Sora urlò. Il fuoco accarezzò la pelle dell’adolescente
come un vecchio amico, senza scottarlo né lasciar segni del suo
passaggio.
E poi, inaspettatamente,
Axel sorrise. Subito dopo il fuoco lo avvolse. Lui
sparì alla vista, e Sora rimase immobile a gridare il suo nome con voce
sempre più forte, sempre più forte, finché le fiamme non
morirono risucchiate dalla stessa aria che le aveva generate. Axel era scomparso.
La stanza tornò
scura e fredda, il silenzio rotto solo dalle frustate del vento e dal respiro
affannoso di Sora.
Crollò in
ginocchio. Anche Axel... Anche il duro, il fiero, il
sarcastico Axel, quello che aveva sempre faticato ad
accettare di prendere ordini da un
ragazzino come lui... Lo straniero aveva preso anche Axel.

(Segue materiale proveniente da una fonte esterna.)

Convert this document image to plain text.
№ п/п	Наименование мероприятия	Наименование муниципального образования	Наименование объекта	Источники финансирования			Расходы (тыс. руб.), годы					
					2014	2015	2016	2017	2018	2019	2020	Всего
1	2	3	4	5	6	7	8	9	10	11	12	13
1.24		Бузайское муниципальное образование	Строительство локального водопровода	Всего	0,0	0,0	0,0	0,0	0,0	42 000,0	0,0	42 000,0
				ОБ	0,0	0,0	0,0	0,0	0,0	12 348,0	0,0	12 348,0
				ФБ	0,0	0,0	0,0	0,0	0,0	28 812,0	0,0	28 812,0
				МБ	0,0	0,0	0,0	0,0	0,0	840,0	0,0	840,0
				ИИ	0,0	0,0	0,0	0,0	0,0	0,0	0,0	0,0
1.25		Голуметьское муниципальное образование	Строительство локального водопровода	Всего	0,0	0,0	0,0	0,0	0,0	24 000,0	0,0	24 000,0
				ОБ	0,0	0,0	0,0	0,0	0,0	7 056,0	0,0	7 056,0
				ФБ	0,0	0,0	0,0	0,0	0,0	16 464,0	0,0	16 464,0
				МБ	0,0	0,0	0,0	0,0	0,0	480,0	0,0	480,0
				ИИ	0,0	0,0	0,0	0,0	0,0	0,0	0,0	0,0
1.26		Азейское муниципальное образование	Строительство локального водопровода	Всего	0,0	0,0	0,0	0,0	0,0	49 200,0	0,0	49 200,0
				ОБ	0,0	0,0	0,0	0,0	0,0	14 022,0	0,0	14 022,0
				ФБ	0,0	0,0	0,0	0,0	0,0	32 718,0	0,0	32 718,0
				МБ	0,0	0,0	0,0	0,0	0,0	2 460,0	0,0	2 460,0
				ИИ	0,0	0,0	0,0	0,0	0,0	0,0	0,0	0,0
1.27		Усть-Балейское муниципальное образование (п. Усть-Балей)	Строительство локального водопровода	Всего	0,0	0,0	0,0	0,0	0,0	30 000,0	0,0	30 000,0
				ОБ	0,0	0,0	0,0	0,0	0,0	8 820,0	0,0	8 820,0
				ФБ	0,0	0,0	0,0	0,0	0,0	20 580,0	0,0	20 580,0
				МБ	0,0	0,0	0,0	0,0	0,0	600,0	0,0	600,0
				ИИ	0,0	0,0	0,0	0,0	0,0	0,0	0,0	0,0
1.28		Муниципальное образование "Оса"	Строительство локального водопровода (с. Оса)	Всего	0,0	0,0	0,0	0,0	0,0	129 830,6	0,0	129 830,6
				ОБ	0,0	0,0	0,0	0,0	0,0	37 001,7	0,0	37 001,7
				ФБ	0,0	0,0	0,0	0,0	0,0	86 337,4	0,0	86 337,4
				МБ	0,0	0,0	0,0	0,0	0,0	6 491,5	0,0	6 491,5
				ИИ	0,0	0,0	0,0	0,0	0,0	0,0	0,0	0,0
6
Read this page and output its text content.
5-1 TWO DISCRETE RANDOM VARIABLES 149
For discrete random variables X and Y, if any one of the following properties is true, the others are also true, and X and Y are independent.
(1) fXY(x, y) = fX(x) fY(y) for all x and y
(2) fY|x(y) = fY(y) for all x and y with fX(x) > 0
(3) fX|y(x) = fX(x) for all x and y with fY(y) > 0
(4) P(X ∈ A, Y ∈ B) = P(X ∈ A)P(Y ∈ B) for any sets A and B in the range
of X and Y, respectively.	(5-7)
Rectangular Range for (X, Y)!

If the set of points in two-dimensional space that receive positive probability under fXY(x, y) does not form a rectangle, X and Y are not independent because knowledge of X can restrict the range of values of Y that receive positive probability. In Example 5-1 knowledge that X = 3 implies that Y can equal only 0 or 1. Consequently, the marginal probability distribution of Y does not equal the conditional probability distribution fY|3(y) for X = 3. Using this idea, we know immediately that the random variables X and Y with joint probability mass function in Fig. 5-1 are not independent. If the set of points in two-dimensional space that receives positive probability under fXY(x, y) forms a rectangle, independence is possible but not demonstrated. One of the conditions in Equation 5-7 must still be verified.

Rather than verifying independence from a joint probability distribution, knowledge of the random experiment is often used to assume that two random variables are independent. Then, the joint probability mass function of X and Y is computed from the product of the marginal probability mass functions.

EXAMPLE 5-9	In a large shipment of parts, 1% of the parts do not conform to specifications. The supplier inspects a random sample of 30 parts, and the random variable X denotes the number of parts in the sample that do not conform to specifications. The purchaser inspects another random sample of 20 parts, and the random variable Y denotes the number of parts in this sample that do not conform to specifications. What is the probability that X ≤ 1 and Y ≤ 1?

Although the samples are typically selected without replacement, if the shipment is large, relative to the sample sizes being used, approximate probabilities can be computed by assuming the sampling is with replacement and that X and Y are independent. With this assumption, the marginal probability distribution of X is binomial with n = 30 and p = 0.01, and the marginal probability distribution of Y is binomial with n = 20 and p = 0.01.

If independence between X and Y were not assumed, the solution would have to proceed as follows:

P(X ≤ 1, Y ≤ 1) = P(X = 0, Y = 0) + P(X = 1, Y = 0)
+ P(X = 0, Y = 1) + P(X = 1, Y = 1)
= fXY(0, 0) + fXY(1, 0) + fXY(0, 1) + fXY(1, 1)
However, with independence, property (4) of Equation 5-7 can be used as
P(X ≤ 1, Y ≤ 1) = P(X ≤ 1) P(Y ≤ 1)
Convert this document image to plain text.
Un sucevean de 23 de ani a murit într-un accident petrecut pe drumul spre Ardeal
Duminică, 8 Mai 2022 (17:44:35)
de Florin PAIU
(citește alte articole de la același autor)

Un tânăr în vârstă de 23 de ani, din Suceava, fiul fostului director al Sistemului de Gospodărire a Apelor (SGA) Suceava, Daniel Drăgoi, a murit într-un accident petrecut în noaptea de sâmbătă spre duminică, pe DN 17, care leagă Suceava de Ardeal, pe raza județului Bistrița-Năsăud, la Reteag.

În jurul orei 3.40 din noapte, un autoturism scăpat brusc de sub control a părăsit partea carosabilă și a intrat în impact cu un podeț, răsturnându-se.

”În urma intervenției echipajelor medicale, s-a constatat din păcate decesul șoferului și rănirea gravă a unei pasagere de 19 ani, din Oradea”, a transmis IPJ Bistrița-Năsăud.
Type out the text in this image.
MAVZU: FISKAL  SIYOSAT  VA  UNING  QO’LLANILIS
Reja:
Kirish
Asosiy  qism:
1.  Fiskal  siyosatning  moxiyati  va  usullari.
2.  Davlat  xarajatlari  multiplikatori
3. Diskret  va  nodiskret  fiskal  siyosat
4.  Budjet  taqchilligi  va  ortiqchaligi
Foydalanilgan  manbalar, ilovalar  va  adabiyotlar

Era stato tutto inutile. Tutto inutile.
Sora non si accorse di
aver seppellito il viso tra le mani finché una mano diversa, fredda e
inconsistente come la neve, gli sfiorò le dita come per studiarne i
contorni.
«Hai paura,
adesso.»
Non era più una
domanda.
Non ebbe la forza di
ritrarsi. Alzò semplicemente il capo e aprì gli occhi, lasciando cadere
lacrime rinnovate, fissando quelli dello straniero che gli somigliavano
così tanto.
«Perché fai
tutto questo? Perché li hai fatti sparire?» Gli tremava la voce,
ma non si sforzava più di nasconderlo. Era vero: aveva paura. «Chi sei tu?»
Il ragazzo col mantello
nero allontanò la mano dalla sua, ma continuò a guardarlo con
aria improvvisamente stanca, e un sorriso storto più agghiacciante della
sua dubbia natura.
«Sono un fantasma,
Sora. Sono il fantasma di ciò che sarebbe potuto essere e di ciò
che non sarà mai. Sono il fantasma del Te che non ha mai avuto il
diritto di esistere. Ti ho aspettato a lungo, sai... Sapevo che saresti venuto.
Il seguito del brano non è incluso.